When an OFTP client attempts to connect to an OFTP server, it informs the server of its identity by sending the server its ODETTE Identifier and associated password. If the server recognizes this ID and thus should allow the connection, the server sends back its own ODETTE Identifier and password. Only if both sides recognize the other (by ID) will the connection succeed.
These ID values are exchanged using ‘SSID’ commands, which stands for Start Session ID. Thus an SSID value can be thought of as the ID used to confirm the identity of the remote side when establishing an OFTP session (connection).
An SFID is also an ODETTE Identifier value, but it is used in a different way from the SSID. While the SSID is used to initiate a session (connection) with an OFTP server, the SFID is used to identify the ultimate recipient of a file. When a client sends a file over OFTP, it includes an SFID value to let the remote side know whether the file should be passed along (routed) to another OFTP entity.
So the SFID value may be the same as the SSID of the server, if the file is meant to stay at the target server. It may also be different, if the client is connecting to a clearing house (i.e.) gateway OFTP server, and that server needs to pass along (route) the file to the end recipient.

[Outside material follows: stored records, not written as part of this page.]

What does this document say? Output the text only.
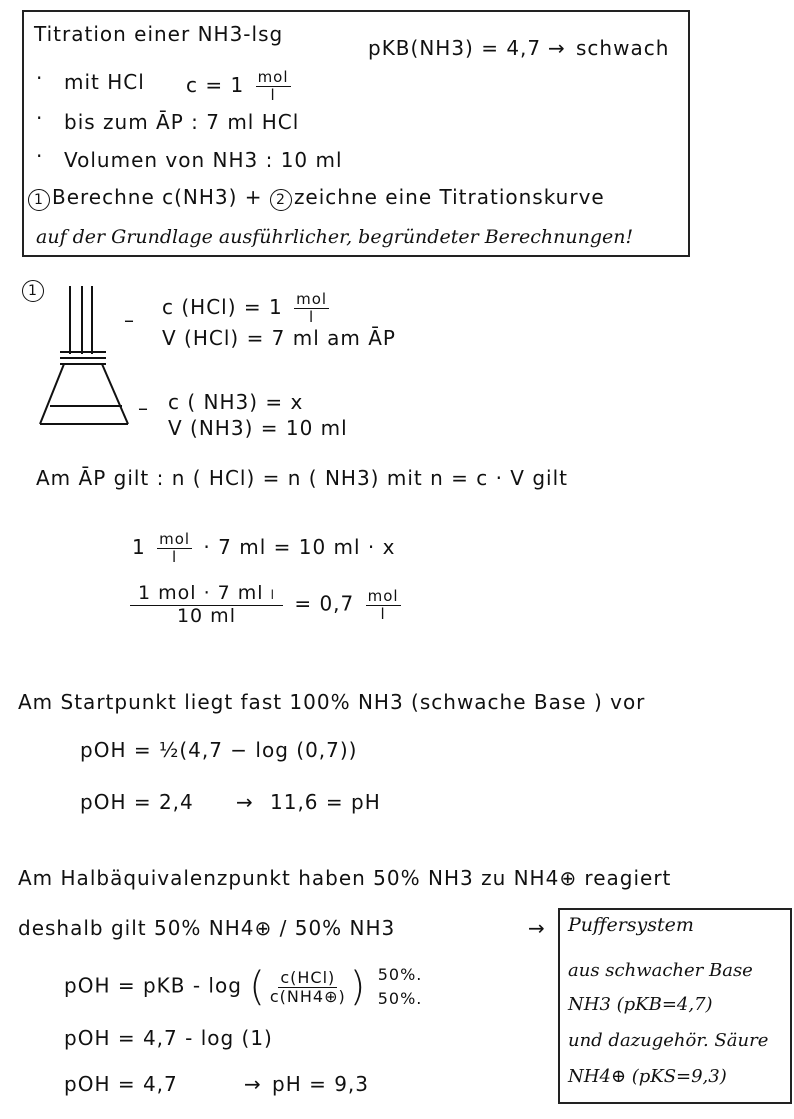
Titration einer NH3-lsg
pKB(NH3) = 4,7 → schwach
· mit HCl $c = 1 \frac{\text{mol}}{l}$
· bis zum ĀP : 7 ml HCl
· Volumen von NH3 : 10 ml
1 Berechne c(NH3) + 2 zeichne eine Titrationskurve
auf der Grundlage ausführlicher, begründeter Berechnungen!
1
–
c $(HCl) = 1 \frac{\text{mol}}{l}$
V (HCl) = 7 ml am ĀP
– c ( NH3) = x
V (NH3) = 10 ml
Am ĀP gilt : n ( HCl) = n ( NH3) mit n = c · V gilt
$1 \frac{\text{mol}}{l} \cdot 7$ ml = 10 ml · x
$\frac{\text{1 mol · 7 ml l}}{10 ml} = 0,7 \frac{\text{mol}}{l}$
Am Startpunkt liegt fast 100% NH3 (schwache Base ) vor
pOH = ½(4,7 − log (0,7))
pOH = 2,4 → 11,6 = pH
Am Halbäquivalenzpunkt haben 50% NH3 zu NH4⊕ reagiert
deshalb gilt 50% NH4⊕ / 50% NH3	→
pOH = pKB - log ( $\frac{\text{c(HCl)}}{c(NH4\oplus)}$ ) 50%.
50%.
pOH = 4,7 - log (1)
pOH = 4,7	→ pH = 9,3
Puffersystem
aus schwacher Base
NH3 (pKB=4,7)
und dazugehör. Säure
NH4⊕ (pKS=9,3)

Using SSID and SFID Values in CData Arc
Configuring the correct SSID and SFID values in Arc depends on whether your OFTP trading partner requires message routing (e.g. connecting to a clearing house server in the ‘middle’) or not (files should be transferred directly to the receiving endpoint). If the trading partner provides two different Identifier values for the SSID and SFID, this indicates that the partner requires message routing.

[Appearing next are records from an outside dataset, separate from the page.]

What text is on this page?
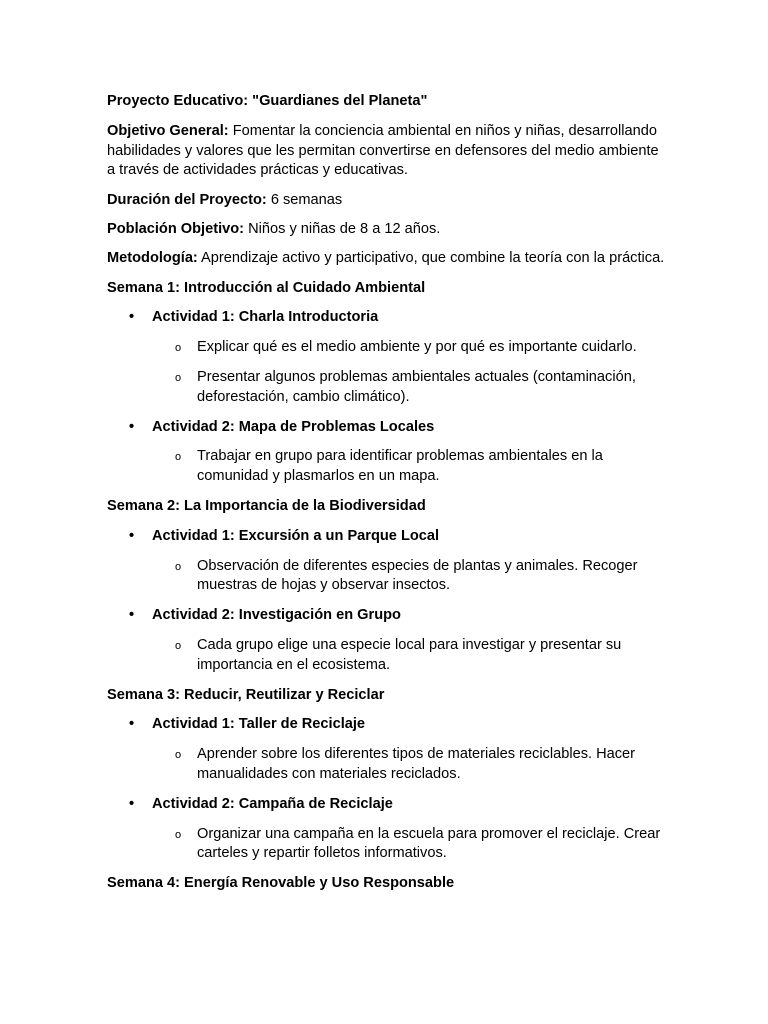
Proyecto Educativo: "Guardianes del Planeta"

Objetivo General: Fomentar la conciencia ambiental en niños y niñas, desarrollando habilidades y valores que les permitan convertirse en defensores del medio ambiente a través de actividades prácticas y educativas.

Duración del Proyecto: 6 semanas

Población Objetivo: Niños y niñas de 8 a 12 años.

Metodología: Aprendizaje activo y participativo, que combine la teoría con la práctica.

Semana 1: Introducción al Cuidado Ambiental

• Actividad 1: Charla Introductoria
o Explicar qué es el medio ambiente y por qué es importante cuidarlo.
o Presentar algunos problemas ambientales actuales (contaminación, deforestación, cambio climático).
• Actividad 2: Mapa de Problemas Locales
o Trabajar en grupo para identificar problemas ambientales en la comunidad y plasmarlos en un mapa.

Semana 2: La Importancia de la Biodiversidad

• Actividad 1: Excursión a un Parque Local
o Observación de diferentes especies de plantas y animales. Recoger muestras de hojas y observar insectos.
• Actividad 2: Investigación en Grupo
o Cada grupo elige una especie local para investigar y presentar su importancia en el ecosistema.

Semana 3: Reducir, Reutilizar y Reciclar

• Actividad 1: Taller de Reciclaje
o Aprender sobre los diferentes tipos de materiales reciclables. Hacer manualidades con materiales reciclados.
• Actividad 2: Campaña de Reciclaje
o Organizar una campaña en la escuela para promover el reciclaje. Crear carteles y repartir folletos informativos.

Semana 4: Energía Renovable y Uso Responsable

Configuration When Routing Messages
If your partner requires message routing, two separate OFTP Connectors will need to be configured. One connector (call it connectorA) will be configured with the connection details for the clearing house server (i.e. the server in the middle), while the other connector (connectorB) will be configured with the connection details for the end recipient server.
The Identifier field in connectorA should have your partner’s SSID value, or the value used to identify the clearing house server. The Identifier field in connectorB should have your partner’s SFID value, or the value used to identify the end recipient server. Additionally, connectorB should have the Routing Partner field (under the Routing section in the settings tab) set to connectorA.
Once this setup is configured, files that should be sent to the partner should be uploaded/input to connectorB. This connector will use connectorA to connect to the clearing house server (as a result of setting Routing Partner), and send the file with the SFID value from the Identifier field in connectorB so that the file is routed along to the target destination.
Configuration When Transferring Files Directly
If your partner does not require message routing, then they should provide a single SSID/SFID value to identify their OFTP server. Only one OFTP Connector needs to be configured (in contrast to the two connectors required when message routing is involved), and the Identifier field in that connector should be set to this single SSID/SFID value provided by the partner.